The main effect of optical defocus in the eye is always a decrease in retinal image contrast, but when the pointspread function has sharp edges (as it does for defocus levels above 1 diopter), defocus also produces frequency-specific spatial contrast sign-reversals (e.g., 1 + cos(fx) becomes 1–cos(fx)). Such "spurious resolution" distortions occur whenever the optical transfer function imposed by defocus creates a half-cycle phase shift (e.g., 1+cos(fx) becomes 1+cos(fx+π) = 1-cos(fx)). Correcting such phase reversal errors computationally in simulated out-of-focus retinal images (e.g., of printed text) can produce decisive improvements in stimulus recognizability. Mathematically, the same correction can be performed in advance (e.g., in a video display) by altering the phase spectra of visual stimuli to anticipate phase reversals that will be produced by subsequent defocus (e.g., to precorrect phase reversal at frequency f, replace stimulus 1+cos(fx) with 1+cos(fx-π)). In practice this works—e.g., a phase-precorrected point stimulus viewed out-of-focus does appear as a small bright spot on a uniform background.

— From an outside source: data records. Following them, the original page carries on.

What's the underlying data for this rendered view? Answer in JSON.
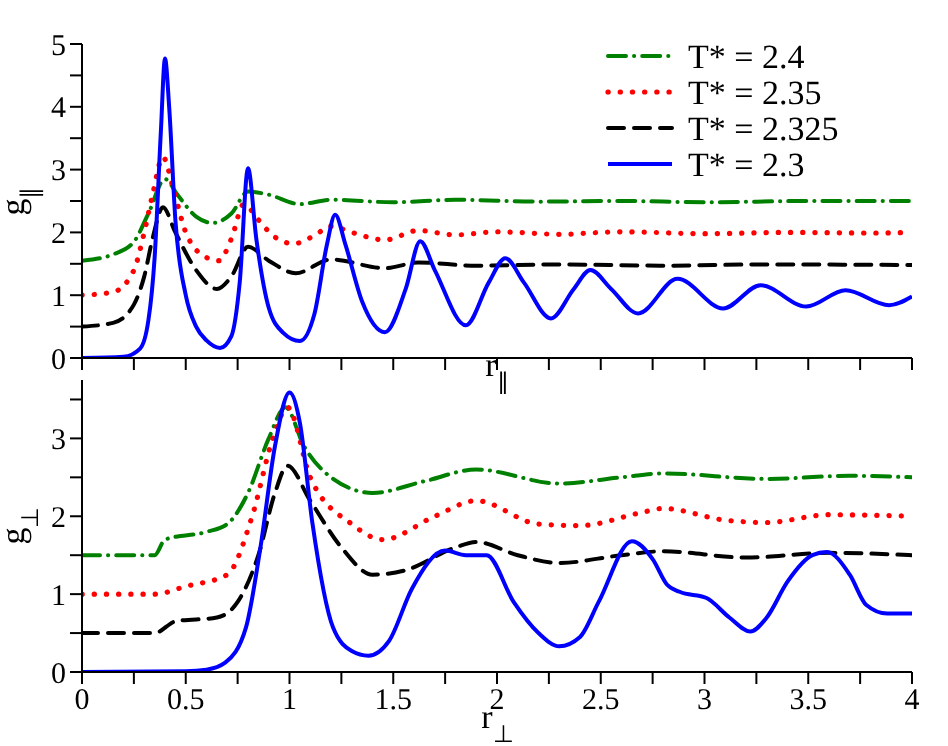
{
  "chart_data": [
    {
      "type": "line",
      "ylabel": "g$_{∥}$",
      "xlabel": "r$_{∥}$",
      "xlim": [
        0,
        4
      ],
      "xticks": [
        0,
        {
          "value": 0.25,
          "label": null
        },
        0.5,
        {
          "value": 0.75,
          "label": null
        },
        1,
        {
          "value": 1.25,
          "label": null
        },
        1.5,
        {
          "value": 1.75,
          "label": null
        },
        2,
        {
          "value": 2.25,
          "label": null
        },
        2.5,
        {
          "value": 2.75,
          "label": null
        },
        3,
        {
          "value": 3.25,
          "label": null
        },
        3.5,
        {
          "value": 3.75,
          "label": null
        },
        4
      ],
      "ylim": [
        0,
        5
      ],
      "yticks": [
        0,
        {
          "value": 0.5,
          "label": null
        },
        1,
        {
          "value": 1.5,
          "label": null
        },
        2,
        {
          "value": 2.5,
          "label": null
        },
        3,
        {
          "value": 3.5,
          "label": null
        },
        4,
        {
          "value": 4.5,
          "label": null
        },
        5
      ],
      "tick_labels": "y",
      "legend": "top right",
      "marker": "none",
      "series": [
        {
          "name": "T* = 2.4",
          "color": "#008000",
          "line_style": "dashdot",
          "x": [
            0,
            0.15,
            0.25,
            0.32,
            0.4,
            0.46,
            0.55,
            0.63,
            0.72,
            0.8,
            0.9,
            1.05,
            1.2,
            1.5,
            1.8,
            2.2,
            2.6,
            3.0,
            3.5,
            4
          ],
          "values": [
            1.55,
            1.65,
            1.85,
            2.3,
            2.85,
            2.6,
            2.25,
            2.15,
            2.3,
            2.65,
            2.6,
            2.45,
            2.52,
            2.48,
            2.52,
            2.49,
            2.5,
            2.48,
            2.5,
            2.5
          ]
        },
        {
          "name": "T* = 2.35",
          "color": "#ff0000",
          "line_style": "dotted",
          "x": [
            0,
            0.15,
            0.25,
            0.3,
            0.34,
            0.39,
            0.44,
            0.5,
            0.6,
            0.66,
            0.72,
            0.78,
            0.85,
            0.92,
            1.02,
            1.12,
            1.2,
            1.3,
            1.46,
            1.62,
            1.8,
            2.0,
            2.3,
            2.6,
            3.0,
            3.4,
            3.8,
            4
          ],
          "values": [
            1.0,
            1.05,
            1.4,
            2.0,
            2.6,
            3.2,
            2.7,
            2.0,
            1.6,
            1.55,
            1.9,
            2.45,
            2.2,
            1.95,
            1.82,
            1.95,
            2.1,
            2.0,
            1.88,
            2.03,
            1.96,
            2.01,
            1.97,
            2.01,
            1.98,
            2.0,
            1.99,
            2.0
          ]
        },
        {
          "name": "T* = 2.325",
          "color": "#000000",
          "line_style": "dashed",
          "x": [
            0,
            0.15,
            0.25,
            0.3,
            0.34,
            0.39,
            0.45,
            0.55,
            0.65,
            0.72,
            0.8,
            0.9,
            1.03,
            1.2,
            1.46,
            1.62,
            1.9,
            2.3,
            2.8,
            3.3,
            4
          ],
          "values": [
            0.5,
            0.56,
            0.85,
            1.3,
            1.9,
            2.4,
            2.0,
            1.4,
            1.1,
            1.3,
            1.77,
            1.55,
            1.35,
            1.57,
            1.43,
            1.52,
            1.47,
            1.49,
            1.47,
            1.49,
            1.48
          ]
        },
        {
          "name": "T* = 2.3",
          "color": "#0000ff",
          "line_style": "solid",
          "x": [
            0,
            0.2,
            0.28,
            0.32,
            0.35,
            0.38,
            0.4,
            0.42,
            0.45,
            0.5,
            0.55,
            0.6,
            0.665,
            0.72,
            0.76,
            0.8,
            0.84,
            0.9,
            0.97,
            1.05,
            1.12,
            1.18,
            1.22,
            1.27,
            1.35,
            1.46,
            1.56,
            1.63,
            1.7,
            1.85,
            1.96,
            2.04,
            2.13,
            2.26,
            2.37,
            2.45,
            2.55,
            2.68,
            2.87,
            3.09,
            3.27,
            3.49,
            3.68,
            3.89,
            4
          ],
          "values": [
            0,
            0.02,
            0.15,
            0.6,
            1.6,
            3.6,
            4.77,
            4.0,
            2.2,
            1.0,
            0.5,
            0.28,
            0.16,
            0.35,
            1.2,
            3.02,
            1.9,
            0.8,
            0.4,
            0.27,
            0.7,
            1.8,
            2.28,
            1.8,
            0.9,
            0.41,
            1.1,
            1.86,
            1.4,
            0.52,
            1.2,
            1.59,
            1.2,
            0.63,
            1.1,
            1.4,
            1.1,
            0.71,
            1.26,
            0.79,
            1.16,
            0.82,
            1.08,
            0.84,
            0.98
          ]
        }
      ]
    },
    {
      "type": "line",
      "ylabel": "g$_{⊥}$",
      "xlabel": "r$_{⊥}$",
      "xlim": [
        0,
        4
      ],
      "xticks": [
        0,
        {
          "value": 0.25,
          "label": null
        },
        0.5,
        {
          "value": 0.75,
          "label": null
        },
        1,
        {
          "value": 1.25,
          "label": null
        },
        1.5,
        {
          "value": 1.75,
          "label": null
        },
        2,
        {
          "value": 2.25,
          "label": null
        },
        2.5,
        {
          "value": 2.75,
          "label": null
        },
        3,
        {
          "value": 3.25,
          "label": null
        },
        3.5,
        {
          "value": 3.75,
          "label": null
        },
        4
      ],
      "ylim": [
        0,
        3.75
      ],
      "yticks": [
        0,
        {
          "value": 0.5,
          "label": null
        },
        1,
        {
          "value": 1.5,
          "label": null
        },
        2,
        {
          "value": 2.5,
          "label": null
        },
        3,
        {
          "value": 3.5,
          "label": null
        }
      ],
      "marker": "none",
      "series": [
        {
          "color": "#008000",
          "line_style": "dashdot",
          "x": [
            0,
            0.35,
            0.4,
            0.6,
            0.7,
            0.8,
            0.9,
            0.98,
            1.07,
            1.2,
            1.4,
            1.65,
            1.9,
            2.3,
            2.6,
            2.8,
            3.3,
            3.7,
            4
          ],
          "values": [
            1.5,
            1.5,
            1.7,
            1.8,
            1.9,
            2.3,
            3.0,
            3.4,
            2.9,
            2.5,
            2.3,
            2.45,
            2.6,
            2.42,
            2.5,
            2.55,
            2.48,
            2.52,
            2.5
          ]
        },
        {
          "color": "#ff0000",
          "line_style": "dotted",
          "x": [
            0,
            0.35,
            0.5,
            0.7,
            0.82,
            0.92,
            0.99,
            1.1,
            1.3,
            1.45,
            1.7,
            1.9,
            2.2,
            2.4,
            2.7,
            2.8,
            3.1,
            3.3,
            3.6,
            4
          ],
          "values": [
            1.0,
            1.0,
            1.1,
            1.25,
            2.0,
            3.0,
            3.4,
            2.5,
            1.9,
            1.7,
            2.0,
            2.2,
            1.9,
            1.88,
            2.05,
            2.1,
            1.95,
            1.92,
            2.02,
            2.0
          ]
        },
        {
          "color": "#000000",
          "line_style": "dashed",
          "x": [
            0,
            0.35,
            0.45,
            0.65,
            0.75,
            0.85,
            0.93,
            0.99,
            1.1,
            1.25,
            1.4,
            1.55,
            1.8,
            1.9,
            2.1,
            2.3,
            2.6,
            2.8,
            3.2,
            3.6,
            4
          ],
          "values": [
            0.5,
            0.5,
            0.65,
            0.7,
            0.9,
            1.5,
            2.3,
            2.65,
            2.2,
            1.6,
            1.25,
            1.3,
            1.6,
            1.67,
            1.5,
            1.4,
            1.5,
            1.55,
            1.47,
            1.53,
            1.5
          ]
        },
        {
          "color": "#0000ff",
          "line_style": "solid",
          "x": [
            0,
            0.5,
            0.6,
            0.69,
            0.79,
            0.86,
            0.93,
            1.0,
            1.05,
            1.11,
            1.21,
            1.3,
            1.38,
            1.48,
            1.59,
            1.75,
            1.85,
            1.95,
            2.08,
            2.2,
            2.3,
            2.4,
            2.49,
            2.65,
            2.75,
            2.82,
            2.88,
            3.01,
            3.12,
            3.22,
            3.3,
            3.4,
            3.52,
            3.59,
            3.7,
            3.78,
            3.88,
            4
          ],
          "values": [
            0,
            0.01,
            0.03,
            0.12,
            0.57,
            1.6,
            2.9,
            3.59,
            3.2,
            1.92,
            0.57,
            0.27,
            0.21,
            0.4,
            1.07,
            1.56,
            1.5,
            1.5,
            0.9,
            0.5,
            0.33,
            0.45,
            0.9,
            1.68,
            1.45,
            1.12,
            1.03,
            0.95,
            0.7,
            0.52,
            0.7,
            1.16,
            1.5,
            1.54,
            1.25,
            0.86,
            0.75,
            0.75
          ]
        }
      ]
    }
  ]
}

But in comparison to the dramatic improvement produced by phase-correcting images after defocus, pre-defocus phase correction generally produces a post-defocus retinal image with disappointingly low contrast. Analysis to be reported here shows why this is so, and allows one to estimate that peak contrast in the defocused image of a phase-precorrected stimulus can never be greater than around 25%.